As much as the whole LastPass thing is a serious debacle, I agree with Al that it seems most likely that the people who are being impacted are those with weak passwords. That’s not to discourage anyone from changing passwords that might be at risk, but just to be realistic about how much effort that would be for some people.

I think it would be smart to change important passwords, certainly anything that leads to money.

That’s not really an opposing theory. The article implies that’s what likely happened.

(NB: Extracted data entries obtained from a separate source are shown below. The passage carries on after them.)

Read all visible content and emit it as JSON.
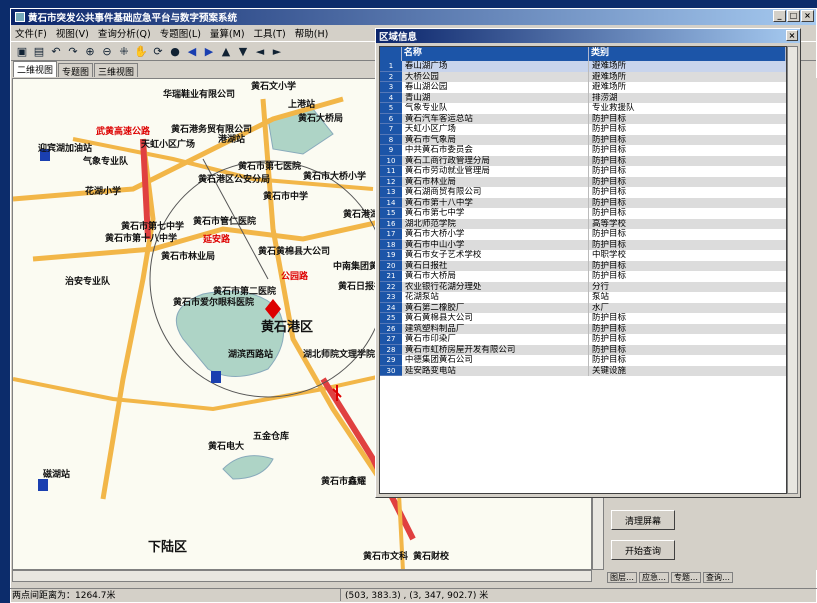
{
  "window": {
    "title": "黄石市突发公共事件基础应急平台与数字预案系统",
    "buttons": [
      "_",
      "□",
      "×"
    ]
  },
  "menu": [
    "文件(F)",
    "视图(V)",
    "查询分析(Q)",
    "专题图(L)",
    "量算(M)",
    "工具(T)",
    "帮助(H)"
  ],
  "toolbar_icons": [
    "save-icon",
    "open-icon",
    "undo-icon",
    "redo-icon",
    "zoom-in-icon",
    "zoom-out-icon",
    "full-extent-icon",
    "pan-icon",
    "refresh-icon",
    "globe-icon",
    "back-icon",
    "forward-icon",
    "up-icon",
    "down-icon",
    "left-icon",
    "right-icon"
  ],
  "map_tabs": [
    "二维视图",
    "专题图",
    "三维视图"
  ],
  "map": {
    "labels": [
      {
        "text": "华瑞鞋业有限公司",
        "cls": ""
      },
      {
        "text": "黄石文小学",
        "cls": ""
      },
      {
        "text": "上港站",
        "cls": ""
      },
      {
        "text": "黄石大桥局",
        "cls": ""
      },
      {
        "text": "武黄高速公路",
        "cls": "red"
      },
      {
        "text": "黄石港务贸有限公司",
        "cls": ""
      },
      {
        "text": "港湖站",
        "cls": ""
      },
      {
        "text": "天虹小区广场",
        "cls": ""
      },
      {
        "text": "迎宾湖加油站",
        "cls": ""
      },
      {
        "text": "气象专业队",
        "cls": ""
      },
      {
        "text": "黄石市第七医院",
        "cls": ""
      },
      {
        "text": "黄石市大桥小学",
        "cls": ""
      },
      {
        "text": "花湖小学",
        "cls": ""
      },
      {
        "text": "黄石港区公安分局",
        "cls": ""
      },
      {
        "text": "黄石市中学",
        "cls": ""
      },
      {
        "text": "黄石港湖北",
        "cls": ""
      },
      {
        "text": "黄石市第七中学",
        "cls": ""
      },
      {
        "text": "黄石市第十八中学",
        "cls": ""
      },
      {
        "text": "黄石市管仁医院",
        "cls": ""
      },
      {
        "text": "黄石市林业局",
        "cls": ""
      },
      {
        "text": "黄石黄棉县大公司",
        "cls": ""
      },
      {
        "text": "中南集团黄石",
        "cls": ""
      },
      {
        "text": "治安专业队",
        "cls": ""
      },
      {
        "text": "公园路",
        "cls": "red"
      },
      {
        "text": "黄石市第二医院",
        "cls": ""
      },
      {
        "text": "黄石日报社",
        "cls": ""
      },
      {
        "text": "黄石市爱尔眼科医院",
        "cls": ""
      },
      {
        "text": "黄石港区",
        "cls": "big"
      },
      {
        "text": "湖滨西路站",
        "cls": ""
      },
      {
        "text": "湖北师院文理学院",
        "cls": ""
      },
      {
        "text": "五金仓库",
        "cls": ""
      },
      {
        "text": "黄石电大",
        "cls": ""
      },
      {
        "text": "磁湖站",
        "cls": ""
      },
      {
        "text": "黄石市鑫耀",
        "cls": ""
      },
      {
        "text": "下陆区",
        "cls": "big"
      },
      {
        "text": "黄石市文科",
        "cls": ""
      },
      {
        "text": "黄石财校",
        "cls": ""
      },
      {
        "text": "延安路",
        "cls": "red"
      }
    ]
  },
  "status": {
    "distance": "两点间距离为：1264.7米",
    "coords": "(503, 383.3) , (3, 347, 902.7) 米"
  },
  "side_buttons": {
    "clear": "清理屏幕",
    "query": "开始查询"
  },
  "bottom_tabs": [
    "图层…",
    "应急…",
    "专题…",
    "查询…"
  ],
  "dialog": {
    "title": "区域信息",
    "columns": [
      "名称",
      "类别"
    ],
    "rows": [
      [
        "1",
        "春山湖广场",
        "避难场所"
      ],
      [
        "2",
        "大桥公园",
        "避难场所"
      ],
      [
        "3",
        "春山湖公园",
        "避难场所"
      ],
      [
        "4",
        "青山湖",
        "排涝湖"
      ],
      [
        "5",
        "气象专业队",
        "专业救援队"
      ],
      [
        "6",
        "黄石汽车客运总站",
        "防护目标"
      ],
      [
        "7",
        "天虹小区广场",
        "防护目标"
      ],
      [
        "8",
        "黄石市气象局",
        "防护目标"
      ],
      [
        "9",
        "中共黄石市委员会",
        "防护目标"
      ],
      [
        "10",
        "黄石工商行政管理分局",
        "防护目标"
      ],
      [
        "11",
        "黄石市劳动就业管理局",
        "防护目标"
      ],
      [
        "12",
        "黄石市林业局",
        "防护目标"
      ],
      [
        "13",
        "黄石湖商贸有限公司",
        "防护目标"
      ],
      [
        "14",
        "黄石市第十八中学",
        "防护目标"
      ],
      [
        "15",
        "黄石市第七中学",
        "防护目标"
      ],
      [
        "16",
        "湖北师范学院",
        "高等学校"
      ],
      [
        "17",
        "黄石市大桥小学",
        "防护目标"
      ],
      [
        "18",
        "黄石市中山小学",
        "防护目标"
      ],
      [
        "19",
        "黄石市女子艺术学校",
        "中职学校"
      ],
      [
        "20",
        "黄石日报社",
        "防护目标"
      ],
      [
        "21",
        "黄石市大桥局",
        "防护目标"
      ],
      [
        "22",
        "农业银行花湖分理处",
        "分行"
      ],
      [
        "23",
        "花湖泵站",
        "泵站"
      ],
      [
        "24",
        "黄石第二橡胶厂",
        "水厂"
      ],
      [
        "25",
        "黄石黄棉县大公司",
        "防护目标"
      ],
      [
        "26",
        "建筑塑料制品厂",
        "防护目标"
      ],
      [
        "27",
        "黄石市印染厂",
        "防护目标"
      ],
      [
        "28",
        "黄石市虹桥房屋开发有限公司",
        "防护目标"
      ],
      [
        "29",
        "中德集团黄石公司",
        "防护目标"
      ],
      [
        "30",
        "延安路变电站",
        "关键设施"
      ]
    ]
  },
  "colors": {
    "title_bg": "#0a246a",
    "grid_header": "#1c55a8",
    "road_red": "#d00",
    "water": "#aed4c6",
    "road_orange": "#f2b648"
  }
}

The article moreover notes, in the fourth paragraph, that the reason the story is noteworthy is because the victims were “reasonably secure,” and it suggests LastPass’s failures played a significant role in leaving these people’s vaults vulnerable to being compromised.

It is certainly possible that the cracked vaults reflect nothing more than poor passwords and a low number of iterations.

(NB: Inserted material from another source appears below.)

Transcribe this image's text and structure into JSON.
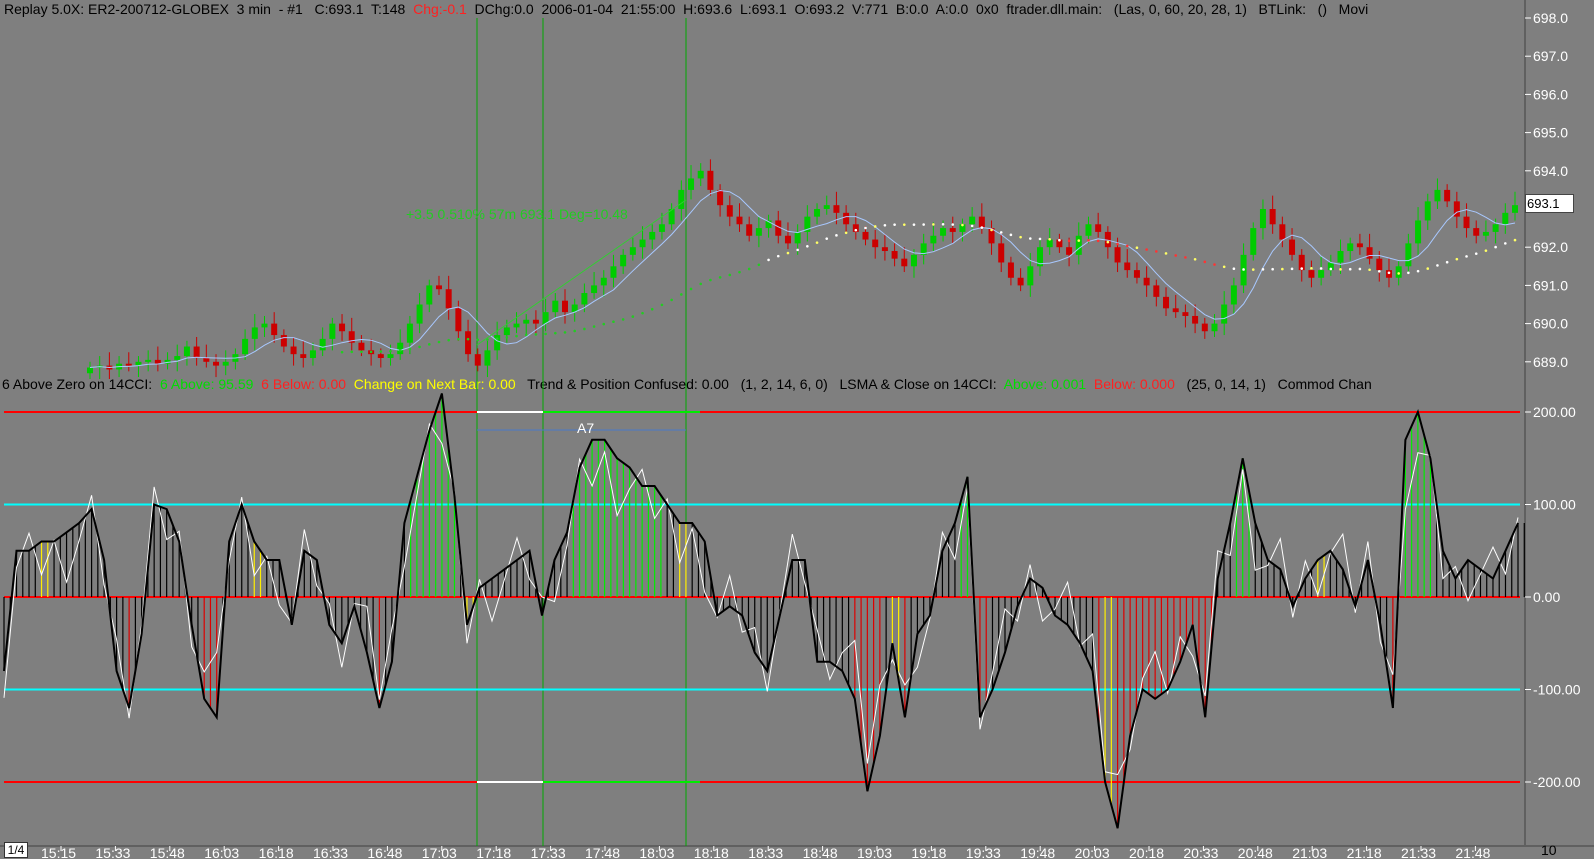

However, recall that the vaults were not completely encrypted; the URL was left in plaintext and as a result, it’s probably trivial to identify potentially high-value vaults.

I personally suspect that extraordinary cracking efforts were made against only high-value vaults.

Weaver said a password or passphrase with average complexity — such as “Correct Horse Battery Staple” is only secure against online attacks, and that its roughly 40 bits of randomness or “entropy” means a graphics card can blow through it in no time.

“An Nvidia 3090 can do roughly 4 million [password guesses] per second with 1000 iterations, but that would go down to 8 thousand per second with 500,000 iterations, which is why iteration count matters so much,” Weaver said. “So a combination of ‘not THAT strong of a password’ and ‘old vault’ and ‘low iteration count’ would make it theoretically crackable but real work, but the work is worth it given the targets.”

The thieves have had over half a year to attack high-value vaults with multiple, simultaneous assaults offline during a period of time that high-end GPU rigs became readily available due to the crypto winter.

[the time crack a password] radically come[s] down when a determined adversary also has other large-scale computational assets at their disposal, such as a bitcoin mining operation that can coordinate the password-cracking activity across multiple powerful systems simultaneously.